Unfortunately, “humans are biased,” “situations matter,” and “pick a noun,” are unfalsifiable and inexhaustible. Nobody's ever going to prove that, actually, humans obey the laws of optimal decision making all the time. Nobody will show that situations don't matter at all. Nobody is going to demonstrate that leadership, creativity, or “social cryptomnesia” don’t exist. And we're never going to run out of biases, situations, or words. It's horrifying to think, but these proto-paradigms could be immortal.
But immortal does not mean invulnerable. Another way that paradigms die is people simply lose interest in them, so our best ally against these zombie paradigms is boredom. And we've got plenty. Psychologists already barely care about the findings in their own field; that's why, when we hear about another replication massacre, we don't even bother to ID the bodies. We're hungry for something that makes us feel.
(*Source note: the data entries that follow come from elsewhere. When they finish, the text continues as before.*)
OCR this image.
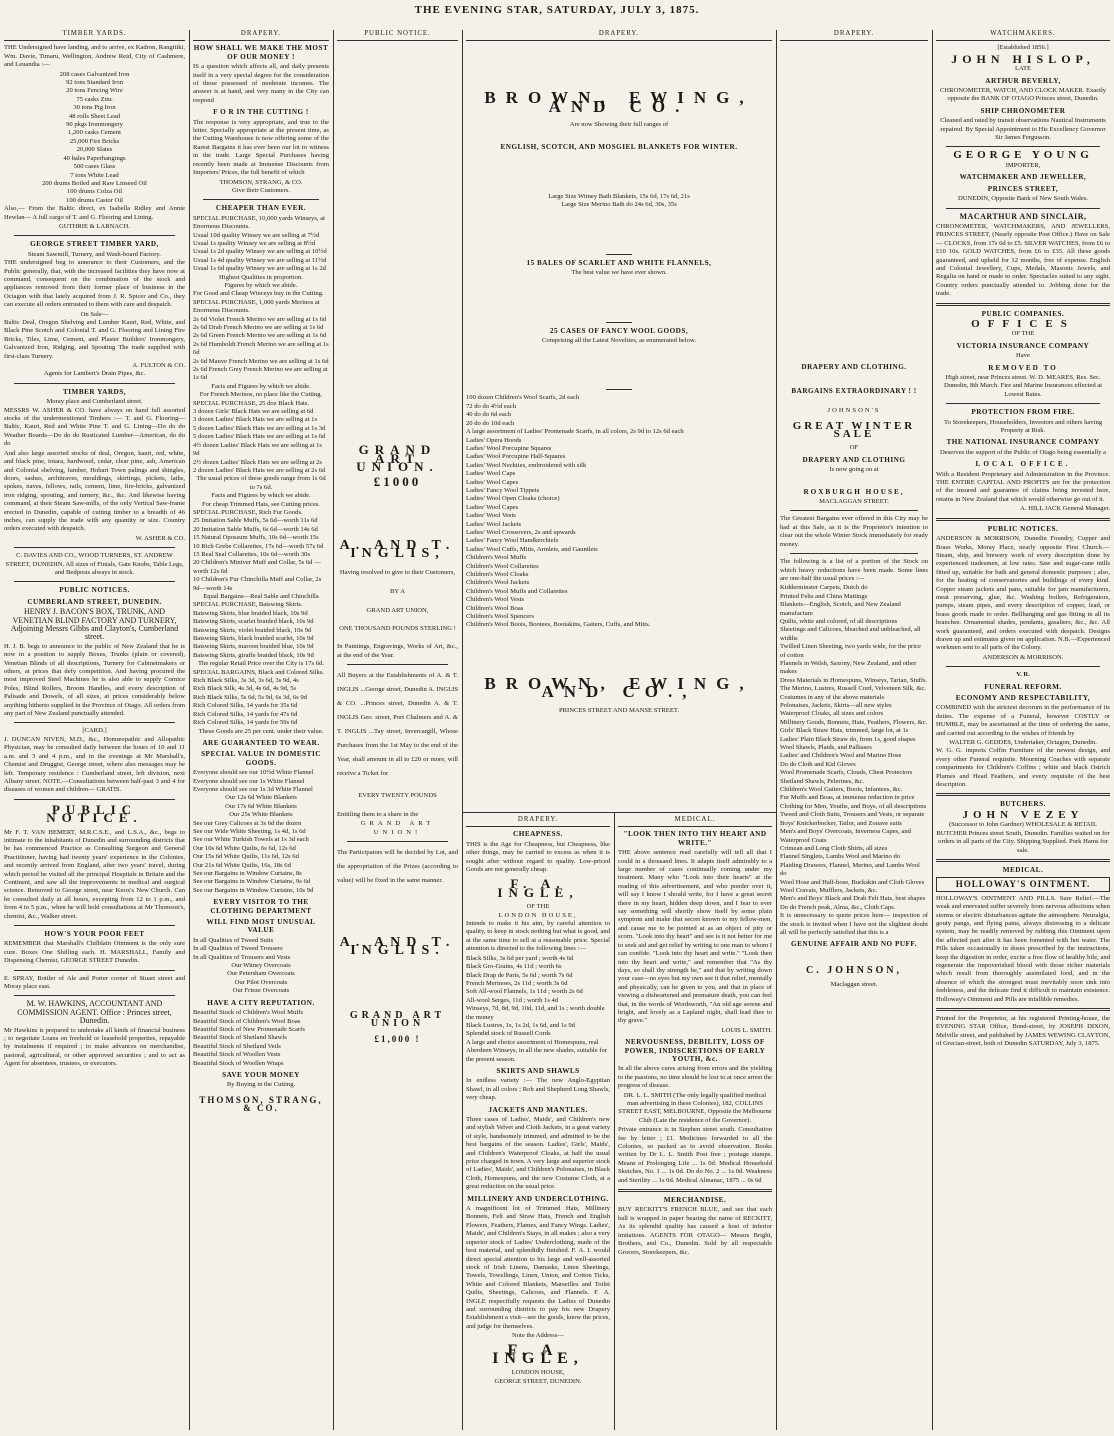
THE EVENING STAR, SATURDAY, JULY 3, 1875.
TIMBER YARDS.
THE Undersigned have landing, and to arrive, ex Kadron, Rangitiki, Wm. Davie, Timaru, Wellington, Andrew Reid, City of Cashmere, and Leuandia :—
208 cases Galvanized Iron
92 tons Standard Iron
20 tons Fencing Wire
75 casks Zinc
30 tons Pig Iron
48 rolls Sheet Lead
90 pkgs Ironmongery
1,200 casks Cement
25,000 Fire Bricks
20,000 Slates
40 bales Paperhangings
500 cases Glass
7 tons White Lead
200 drums Boiled and Raw Linseed Oil
100 drums Colza Oil
100 drums Castor Oil
Also,— From the Baltic direct, ex Isabella Ridley and Annie Hewlan— A full cargo of T. and G. Flooring and Lining.
GUTHRIE & LARNACH.
GEORGE STREET TIMBER YARD,
Steam Sawmill, Turnery, and Wash-board Factory.
THE undersigned beg to announce to their Customers, and the Public generally, that, with the increased facilities they have now at command, consequent on the combination of the stock and appliances removed from their former place of business in the Octagon with that lately acquired from J. R. Spicer and Co., they can execute all orders entrusted to them with care and despatch.
On Sale—
Baltic Deal, Oregon Shelving and Lumber Kauri, Red, White, and Black Pine Scotch and Colonial T. and G. Flooring and Lining Fire Bricks, Tiles, Lime, Cement, and Plaster Builders' Ironmongery, Galvanized Iron, Ridging, and Spouting The trade supplied with first-class Turnery.
A. FULTON & CO.
Agents for Lambert's Drain Pipes, &c.
TIMBER YARDS,
Moray place and Cumberland street.
MESSRS W. ASHER & CO. have always on hand full assorted stocks of the undermentioned Timbers :— T. and G. Flooring—Baltic, Kauri, Red and White Pine T. and G. Lining—Do do do Weather Boards—Do do do Rusticated Lumber—American, do do do
And also large assorted stocks of deal, Oregon, kauri, red, white, and black pine, totara, hardwood, cedar, clear pine, ash, American and Colonial shelving, lumber, Hobart Town palings and shingles, doors, sashes, architraves, mouldings, skirtings, pickets, laths, spokes, naves, fellows, rails, cement, lime, fire-bricks, galvanized iron ridging, spouting, and turnery, &c., &c. And likewise having command, at their Steam Saw-mills, of the only Vertical Saw-frame erected in Dunedin, capable of cutting timber to a breadth of 46 inches, can supply the trade with any quantity or size. Country orders executed with despatch.
W. ASHER & CO.
C. DAVIES AND CO., WOOD TURNERS, ST. ANDREW STREET, DUNEDIN. All sizes of Finials, Gate Knobs, Table Legs, and Bedposts always in stock.
PUBLIC NOTICES.
CUMBERLAND STREET, DUNEDIN.
HENRY J. BACON'S BOX, TRUNK, AND VENETIAN BLIND FACTORY AND TURNERY, Adjoining Messrs Gibbs and Clayton's, Cumberland street.
H. J. B. begs to announce to the public of New Zealand that he is now in a position to supply Boxes, Trunks (plain or covered), Venetian Blinds of all descriptions, Turnery for Cabinetmakers or others, at prices that defy competition. And having procured the most improved Steel Machines he is also able to supply Cornice Poles, Blind Rollers, Broom Handles, and every description of Palisade and Dowels, of all sizes, at prices considerably below anything hitherto supplied in the Province of Otago. All orders from any part of New Zealand punctually attended.
[CARD.]
J. DUNCAN NIVEN, M.D., &c., Homœopathic and Allopathic Physician, may be consulted daily between the hours of 10 and 11 a.m. and 3 and 4 p.m., and in the evenings at Mr Marshall's, Chemist and Druggist, George street, where also messages may be left. Temporary residence : Cumberland street, left division, next Albany street. NOTE.—Consultations between half-past 3 and 4 for diseases of women and children— GRATIS.
PUBLIC NOTICE.
Mr F. T. VAN HEMERT, M.R.C.S.E., and L.S.A., &c., begs to intimate to the inhabitants of Dunedin and surrounding districts that he has commenced Practice as Consulting Surgeon and General Practitioner, having had twenty years' experience in the Colonies, and recently arrived from England, after two years' travel, during which period he visited all the principal Hospitals in Britain and the Continent, and saw all the improvements in medical and surgical science. Removed to George street, near Knox's New Church. Can be consulted daily at all hours, excepting from 12 to 1 p.m., and from 4 to 5 p.m., when he will hold consultations at Mr Thomson's, chemist, &c., Walker street.
HOW'S YOUR POOR FEET
REMEMBER that Marshall's Chilblain Ointment is the only sure cure. Boxes One Shilling each. H. MARSHALL, Family and Dispensing Chemist, GEORGE STREET Dunedin.
E. SPRAY, Bottler of Ale and Porter corner of Stuart street and Moray place east.
M. W. HAWKINS, ACCOUNTANT AND COMMISSION AGENT. Office : Princes street, Dunedin.
Mr Hawkins is prepared to undertake all kinds of financial business ; to negotiate Loans on freehold or leasehold properties, repayable by instalments if required ; to make advances on merchandise, pastoral, agricultural, or other approved securities ; and to act as Agent for absentees, trustees, or executors.
DRAPERY.
HOW SHALL WE MAKE THE MOST OF OUR MONEY !
IS a question which affects all, and daily presents itself in a very special degree for the consideration of those possessed of moderate incomes. The answer is at hand, and very many in the City can respond
F O R IN THE CUTTING !
The response is very appropriate, and true to the letter. Specially appropriate at the present time, as the Cutting Warehouse is now offering some of the Rarest Bargains it has ever been our lot to witness in the trade. Large Special Purchases having recently been made at Immense Discounts from Importers' Prices, the full benefit of which
THOMSON, STRANG, & CO.
Give their Customers.
CHEAPER THAN EVER.
SPECIAL PURCHASE, 10,000 yards Winseys, at Enormous Discounts.
Usual 10d quality Winsey we are selling at 7½d
Usual 1s quality Winsey we are selling at 8½d
Usual 1s 2d quality Winsey we are selling at 10½d
Usual 1s 4d quality Winsey we are selling at 11½d
Usual 1s 6d quality Winsey we are selling at 1s 2d
Highest Qualities in proportion.
Figures by which we abide.
For Good and Cheap Winceys buy in the Cutting.
SPECIAL PURCHASE, 1,000 yards Merinos at Enormous Discounts.
2s 6d Violet French Merino we are selling at 1s 6d
2s 6d Drab French Merino we are selling at 1s 6d
2s 6d Green French Merino we are selling at 1s 6d
2s 6d Humboldt French Merino we are selling at 1s 6d
2s 6d Mauve French Merino we are selling at 1s 6d
2s 6d French Grey French Merino we are selling at 1s 6d
Facts and Figures by which we abide.
For French Merinos, no place like the Cutting.
SPECIAL PURCHASE, 25 doz Black Hats.
3 dozen Girls' Black Hats we are selling at 6d
3 dozen Ladies' Black Hats we are selling at 1s
5 dozen Ladies' Black Hats we are selling at 1s 3d
5 dozen Ladies' Black Hats we are selling at 1s 6d
4½ dozen Ladies' Black Hats we are selling at 1s 9d
2½ dozen Ladies' Black Hats we are selling at 2s
2 dozen Ladies' Black Hats we are selling at 2s 6d
The usual prices of these goods range from 1s 6d to 7s 6d.
Facts and Figures by which we abide.
For cheap Trimmed Hats, see Cutting prices.
SPECIAL PURCHASE, Rich Fur Goods.
25 Imitation Sable Muffs, 5s 6d—worth 11s 6d
20 Imitation Sable Muffs, 6s 6d—worth 14s 6d
15 Natural Opossum Muffs, 10s 6d—worth 15s
10 Rich Grebe Collarettes, 17s 6d—worth 57s 6d
15 Real Seal Collarettes, 10s 6d—worth 30s
20 Children's Miniver Muff and Collar, 5s 6d —worth 12s 6d
10 Children's Fur Chinchilla Muff and Collar, 2s 9d—worth 14s
Equal Bargains—Real Sable and Chinchilla
SPECIAL PURCHASE, Batswing Skirts.
Batswing Skirts, blue braided black, 10s 9d
Batswing Skirts, scarlet braided black, 10s 9d
Batswing Skirts, violet braided black, 10s 9d
Batswing Skirts, black braided scarlet, 10s 9d
Batswing Skirts, maroon braided blue, 10s 9d
Batswing Skirts, giraffe braided black, 10s 9d
The regular Retail Price over the City is 17s 6d.
SPECIAL BARGAINS, Black and Colored Silks.
Rich Black Silks, 3s 3d, 3s 6d, 3s 9d, 4s
Rich Black Silk, 4s 3d, 4s 6d, 4s 9d, 5s
Rich Black Silks, 5s 6d, 5s 9d, 6s 3d, 6s 9d
Rich Colored Silks, 14 yards for 35s 6d
Rich Colored Silks, 14 yards for 47s 6d
Rich Colored Silks, 14 yards for 59s 6d
These Goods are 25 per cent. under their value.
ARE GUARANTEED TO WEAR.
SPECIAL VALUE IN DOMESTIC GOODS.
Everyone should see our 10½d White Flannel
Everyone should see our 1s White Flannel
Everyone should see our 1s 3d White Flannel
Our 12s 6d White Blankets
Our 17s 6d White Blankets
Our 25s White Blankets
See our Grey Calicoes at 3s 6d the dozen
See our Wide White Sheeting, 1s 4d, 1s 6d
See our White Turkish Towels at 1s 3d each
Our 10s 6d White Quilts, 6s 6d, 12s 6d
Our 15s 6d White Quilts, 11s 6d, 12s 6d
Our 21s 6d White Quilts, 16s, 18s 6d
See our Bargains in Window Curtains, 8s
See our Bargains in Window Curtains, 9s 6d
See our Bargains in Window Curtains, 10s 9d
EVERY VISITOR TO THE CLOTHING DEPARTMENT
WILL FIND MOST UNUSUAL VALUE
In all Qualities of Tweed Suits
In all Qualities of Tweed Trousers
In all Qualities of Trousers and Vests
Our Witney Overcoats
Our Petersham Overcoats
Our Pilot Overcoats
Our Frieze Overcoats
HAVE A CITY REPUTATION.
Beautiful Stock of Children's Wool Muffs
Beautiful Stock of Children's Wool Boas
Beautiful Stock of New Promenade Scarfs
Beautiful Stock of Shetland Shawls
Beautiful Stock of Shetland Veils
Beautiful Stock of Woollen Vests
Beautiful Stock of Woollen Wraps
SAVE YOUR MONEY
By Buying in the Cutting.
THOMSON, STRANG, & CO.
PUBLIC NOTICE.
GRAND ART UNION.
£1000
A. AND T. INGLIS,
Having resolved to give to their Customers,
BY A
GRAND ART UNION,
ONE THOUSAND POUNDS STERLING !
In Paintings, Engravings, Works of Art, &c., at the end of the Year.
All Buyers at the Establishments of A. & T. INGLIS ...George street, Dunedin A. INGLIS & CO. ...Princes street, Dunedin A. & T. INGLIS Geo. street, Port Chalmers and A. & T. INGLIS ...Tay street, Invercargill, Whose Purchases from the 1st May to the end of the Year, shall amount in all to £20 or more, will receive a Ticket for
EVERY TWENTY POUNDS
Entitling them to a share in the
GRAND ART UNION!
The Participators will be decided by Lot, and the appropriation of the Prizes (according to value) will be fixed in the same manner.
A. AND T. INGLIS.
GRAND ART UNION
£1,000 !
DRAPERY.
BROWN, EWING, AND CO.
Are now Showing their full ranges of
ENGLISH, SCOTCH, AND MOSGIEL BLANKETS FOR WINTER.
Large Size Witney Bath Blankets, 15s 6d, 17s 6d, 21s
Large Size Merino Bath do 24s 6d, 30s, 35s
15 BALES OF SCARLET AND WHITE FLANNELS,
The best value we have ever shown.
25 CASES OF FANCY WOOL GOODS,
Comprising all the Latest Novelties, as enumerated below.
100 dozen Children's Wool Scarfs, 2d each
72 do do 4½d each
40 do do 6d each
20 do do 10d each
A large assortment of Ladies' Promenade Scarfs, in all colors, 2s 9d to 12s 6d each
Ladies' Opera Hoods
Ladies' Wool Porcupine Squares
Ladies' Wool Porcupine Half-Squares
Ladies' Wool Neckties, embroidered with silk
Ladies' Wool Caps
Ladies' Wool Capes
Ladies' Fancy Wool Tippets
Ladies' Wool Open Cloaks (choice)
Ladies' Wool Capes
Ladies' Wool Vests
Ladies' Wool Jackets
Ladies' Wool Crossovers, 2s and upwards
Ladies' Fancy Wool Handkerchiefs
Ladies' Wool Cuffs, Mitts, Armlets, and Gauntlets
Children's Wool Muffs
Children's Wool Collarettes
Children's Wool Cloaks
Children's Wool Jackets
Children's Wool Muffs and Collarettes
Children's Wool Vests
Children's Wool Boas
Children's Wool Spencers
Children's Wool Boots, Bootees, Bootakins, Gaiters, Cuffs, and Mitts.
BROWN, EWING, AND CO.,
PRINCES STREET AND MANSE STREET.
DRAPERY.
CHEAPNESS.
THIS is the Age for Cheapness, but Cheapness, like other things, may be carried to excess as when it is sought after without regard to quality. Low-priced Goods are not generally cheap.
F. A. INGLE,
OF THE
LONDON HOUSE,
Intends to make it his aim, by careful attention to quality, to keep in stock nothing but what is good, and at the same time to sell at a reasonable price. Special attention is directed to the following lines :—
Black Silks, 3s 6d per yard ; worth 4s 6d
Black Gro-Grains, 4s 11d ; worth 6s
Black Drap de Paris, 5s 6d ; worth 7s 6d
French Merinoes, 2s 11d ; worth 3s 6d
Soft All-wool Flannels, 1s 11d ; worth 2s 6d
All-wool Serges, 11d ; worth 1s 4d
Winseys, 7d, 8d, 9d, 10d, 11d, and 1s ; worth double the money
Black Lustres, 1s, 1s 2d, 1s 6d, and 1s 9d
Splendid stock of Russell Cords
A large and choice assortment of Homespuns, real Aberdeen Winseys, in all the new shades, suitable for the present season.
SKIRTS AND SHAWLS
In endless variety :— The new Anglo-Egyptian Shawl, in all colors ; Rob and Shepherd Long Shawls, very cheap.
JACKETS AND MANTLES.
Three cases of Ladies', Maids', and Children's new and stylish Velvet and Cloth Jackets, in a great variety of style, handsomely trimmed, and admitted to be the best bargains of the season. Ladies', Girls', Maids', and Children's Waterproof Cloaks, at half the usual price charged in town. A very large and superior stock of Ladies', Maids', and Children's Polonaises, in Black Cloth, Homespuns, and the new Costume Cloth, at a great reduction on the usual price.
MILLINERY AND UNDERCLOTHING.
A magnificent lot of Trimmed Hats, Millinery Bonnets, Felt and Straw Hats, French and English Flowers, Feathers, Flames, and Fancy Wings. Ladies', Maids', and Children's Stays, in all makes ; also a very superior stock of Ladies' Underclothing, made of the best material, and splendidly finished. F. A. I. would direct special attention to his large and well-assorted stock of Irish Linens, Damasks, Linen Sheetings, Towels, Towellings, Linen, Union, and Cotton Ticks, White and Colored Blankets, Marseilles and Toilet Quilts, Sheetings, Calicoes, and Flannels. F. A. INGLE respectfully requests the Ladies of Dunedin and surrounding districts to pay his new Drapery Establishment a visit—see the goods, know the prices, and judge for themselves.
Note the Address—
F. A. INGLE,
LONDON HOUSE,
GEORGE STREET, DUNEDIN.
MEDICAL.
"LOOK THEN INTO THY HEART AND WRITE."
THE above sentence read carefully will tell all that I could in a thousand lines. It adapts itself admirably to a large number of cases continually coming under my treatment. Many who "Look into their hearts" at the reading of this advertisement, and who ponder over it, will say I know I should write, for I have a great secret there in my heart, hidden deep down, and I fear to ever say something will shortly show itself by some plain symptom and make that secret known to my fellow-men, and cause me to be pointed at as an object of pity or scorn. "Look into thy heart" and see is it not better for me to seek aid and get relief by writing to one man to whom I can confide. "Look into thy heart and write." "Look then into thy heart and write," and remember that "As thy days, so shall thy strength be," and that by writing down your case—no eyes but my own see it that relief, mentally and physically, can be given to you, and that in place of viewing a disheartened and premature death, you can feel that, in the words of Wordsworth, "An old age serene and bright, and lovely as a Lapland night, shall lead thee to thy grave."
LOUIS L. SMITH.
NERVOUSNESS, DEBILITY, LOSS OF POWER, INDISCRETIONS OF EARLY YOUTH, &c.
In all the above cures arising from errors and the yielding to the passions, no time should be lost to at once arrest the progress of disease.
DR. L. L. SMITH (The only legally qualified medical man advertising in these Colonies), 182, COLLINS STREET EAST, MELBOURNE, Opposite the Melbourne Club (Late the residence of the Governor).
Private entrance is in Stephen street south. Consultation fee by letter ; £1. Medicines forwarded to all the Colonies, so packed as to avoid observation. Books written by Dr L. L. Smith Post free ; postage stamps. Means of Prolonging Life ... 1s 0d. Medical Household Sketches, No. 1 ... 1s 0d. Do do No. 2 ... 1s 0d. Weakness and Sterility ... 1s 0d. Medical Almanac, 1875 ... 0s 6d
MERCHANDISE.
BUY RECKITT'S FRENCH BLUE, and see that each ball is wrapped in paper bearing the name of RECKITT, As its splendid quality has caused a host of inferior imitations. AGENTS FOR OTAGO— Messrs Bright, Brothers, and Co., Dunedin. Sold by all respectable Grocers, Storekeepers, &c.
DRAPERY.
DRAPERY AND CLOTHING.
BARGAINS EXTRAORDINARY ! !
JOHNSON'S
GREAT WINTER SALE
OF
DRAPERY AND CLOTHING
Is now going on at
ROXBURGH HOUSE,
MACLAGGAN STREET.
The Greatest Bargains ever offered in this City may be had at this Sale, as it is the Proprietor's intention to clear out the whole Winter Stock immediately for ready money.
The following is a list of a portion of the Stock on which heavy reductions have been made. Some lines are one-half the usual prices :—
Kidderminster Carpets, Dutch do
Printed Felts and China Mattings
Blankets—English, Scotch, and New Zealand manufacture
Quilts, white and colored, of all descriptions
Sheetings and Calicoes, bleached and unbleached, all widths
Twilled Linen Sheeting, two yards wide, for the price of cotton
Flannels in Welsh, Saxony, New Zealand, and other makes
Dress Materials in Homespuns, Winseys, Tartan, Stuffs. The Merino, Lustres, Russell Cord, Velveteen Silk, &c.
Costumes in any of the above materials
Polonaises, Jackets, Skirts—all new styles
Waterproof Cloaks, all sizes and colors
Millinery Goods, Bonnets, Hats, Feathers, Flowers, &c.
Girls' Black Straw Hats, trimmed, large lot, at 1s
Ladies' Plain Black Straw do, from 1s, good shapes
Wool Shawls, Plaids, and Palliases
Ladies' and Children's Wool and Marino Hose
Do do Cloth and Kid Gloves
Wool Promenade Scarfs, Clouds, Chest Protectors
Shetland Shawls, Pelerines, &c.
Children's Wool Gaiters, Boots, Infantees, &c.
Fur Muffs and Boas, at immense reduction in price
Clothing for Men, Youths, and Boys, of all descriptions
Tweed and Cloth Suits, Trousers and Vests, or separate
Boys' Knickerbocker, Tailor, and Zouave suits
Men's and Boys' Overcoats, Inverness Capes, and Waterproof Coats
Crimean and Long Cloth Shirts, all sizes
Flannel Singlets, Lambs Wool and Marino do
Plaiding Drawers, Flannel, Merino, and Lambs Wool do
Wool Hose and Half-hose, Buckskin and Cloth Gloves
Wool Cravats, Mufflers, Jackets, &c.
Men's and Boys' Black and Drab Felt Hats, best shapes
Do do French peak, Alma, &c., Cloth Caps.
It is unnecessary to quote prices here— inspection of the stock is invited when I have not the slightest doubt all will be perfectly satisfied that this is a
GENUINE AFFAIR AND NO PUFF.
C. JOHNSON,
Maclaggan street.
WATCHMAKERS.
[Established 1856.]
JOHN HISLOP,
LATE
ARTHUR BEVERLY,
CHRONOMETER, WATCH, AND CLOCK MAKER. Exactly opposite the BANK OF OTAGO Princes street, Dunedin.
SHIP CHRONOMETER
Cleaned and rated by transit observations Nautical Instruments repaired. By Special Appointment to His Excellency Governor Sir James Fergusson.
GEORGE YOUNG
IMPORTER,
WATCHMAKER AND JEWELLER,
PRINCES STREET,
DUNEDIN, Opposite Bank of New South Wales.
MACARTHUR AND SINCLAIR,
CHRONOMETER, WATCHMAKERS, AND JEWELLERS, PRINCES STREET, (Nearly opposite Post Office.) Have on Sale— CLOCKS, from 17s 6d to £5. SILVER WATCHES, from £6 to £10 10s. GOLD WATCHES, from £6 to £35. All these goods guaranteed, and upheld for 12 months, free of expense. English and Colonial Jewellery, Cups, Medals, Masonic Jewels, and Regalia on hand or made to order. Spectacles suited to any sight. Country orders punctually attended to. Jobbing done for the trade.
PUBLIC COMPANIES.
OFFICES
OF THE
VICTORIA INSURANCE COMPANY
Have
REMOVED TO
High street, near Princes street. W. D. MEARES, Res. Sec. Dunedin, 8th March. Fire and Marine Insurances effected at Lowest Rates.
PROTECTION FROM FIRE.
To Storekeepers, Householders, Investors and others having Property at Risk.
THE NATIONAL INSURANCE COMPANY
Deserves the support of the Public of Otago being essentially a
LOCAL OFFICE.
With a Resident Proprietary and Administration in the Province. THE ENTIRE CAPITAL AND PROFITS are for the protection of the insured and guarantee of claims being invested here, retains in New Zealand that which would otherwise go out of it.
A. HILL JACK General Manager.
PUBLIC NOTICES.
ANDERSON & MORRISON, Dunedin Foundry, Cupper and Brass Works, Moray Place, nearly opposite First Church.—Steam, ship, and brewery work of every description done by experienced tradesmen, at low rates. Saw and sugar-cane mills fitted up, suitable for bath and general domestic purposes ; also, for the heating of conservatories and buildings of every kind. Copper steam jackets and pans, suitable for jam manufacturers, meat preserving, glue, &c. Washing boilers, Refrigerators, pumps, steam pipes, and every description of copper, lead, or brass goods made to order. Bellhanging and gas fitting in all its branches. Ornamental shades, pendants, gasaliers, &c., &c. All work guaranteed, and orders executed with despatch. Designs drawn up and estimates given on application. N.B.—Experienced workmen sent to all parts of the Colony.
ANDERSON & MORRISON.
V. R.
FUNERAL REFORM.
ECONOMY AND RESPECTABILITY,
COMBINED with the strictest decorum in the performance of its duties. The expense of a Funeral, however COSTLY or HUMBLE, may be ascertained at the time of ordering the same, and carried out according to the wishes of friends by
WALTER G. GEDDES, Undertaker, Octagon, Dunedin.
W. G. G. imports Coffin Furniture of the newest design, and every other Funeral requisite. Mourning Coaches with separate compartments for Children's Coffins ; white and black Ostrich Plumes and Head Feathers, and every requisite of the best description.
BUTCHERS.
JOHN VEZEY
(Successor to John Gardner) WHOLESALE & RETAIL BUTCHER Princes street South, Dunedin. Families waited on for orders in all parts of the City. Shipping Supplied. Pork Hams for sale.
MEDICAL.
HOLLOWAY'S OINTMENT.
HOLLOWAY'S OINTMENT AND PILLS. Sure Relief.—The weak and enervated suffer severely from nervous affections when storms or electric disturbances agitate the atmosphere. Neuralgia, gouty pangs, and flying pains, always distressing to a delicate system, may be readily removed by rubbing this Ointment upon the affected part after it has been fomented with hot water. The Pills taken occasionally in doses prescribed by the instructions, keep the digestion in order, excite a free flow of healthy bile, and regenerate the impoverished blood with those richer materials which result from thoroughly assimilated food, and in the absence of which the strongest must inevitably soon sink into feebleness, and the delicate find it difficult to maintain existence. Holloway's Ointment and Pills are infallible remedies.
Printed for the Proprietor, at his registered Printing-house, the EVENING STAR Office, Bond-street, by JOSEPH DIXON, Melville street, and published by JAMES WEWING CLAYTON, of Grecian-street, both of Dunedin SATURDAY, July 3, 1875.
A few decades from now, when a wizened Bloom asks his question again, we hope for a world where people pile into the comments with major discoveries. Or, better yet, a world where Bloom doesn't even have to ask in the first place, because the answer is so obvious. (Imagine a computer scientist asking Twitter, “Hey guys, anybody hear about any big breakthroughs in computer science in the past few decades?”)
So yes, it's a shame when we find out that esteemed members of our community might have made up data. That's bad, and they shouldn't do it. But catching the cheaters won't bring our field back to life. Only new ideas can do that. Sweet, sweet ideas, ideas that matter, ideas that you can build on, ideas that would take something with them if they disappeared. That's what I'm going to look for, and fortunately I am good at searching for sweet things and reporting back about their location, because I am not a human at all, but a bunch of bees.
(Please don't sue me.)
Experimental History is buzzz buzzzz buzz buzzzzz buzz
Cognitive biases are often oversold and have metastasized into the foolish idea that people are stupid. The best way to think about this research is that the human mind has clever ways of solving difficult problems that usually work astoundingly well, but you can construct situations where those heuristics go awry. This was, by the way, how Daniel Kahneman and Amos Tversky, the originators of the cognitive bias literature, introduced it: “In general, these heuristics are quite useful, but sometimes they lead to severe and systematic errors.” But that's about how you interpret the results, rather than the results themselves.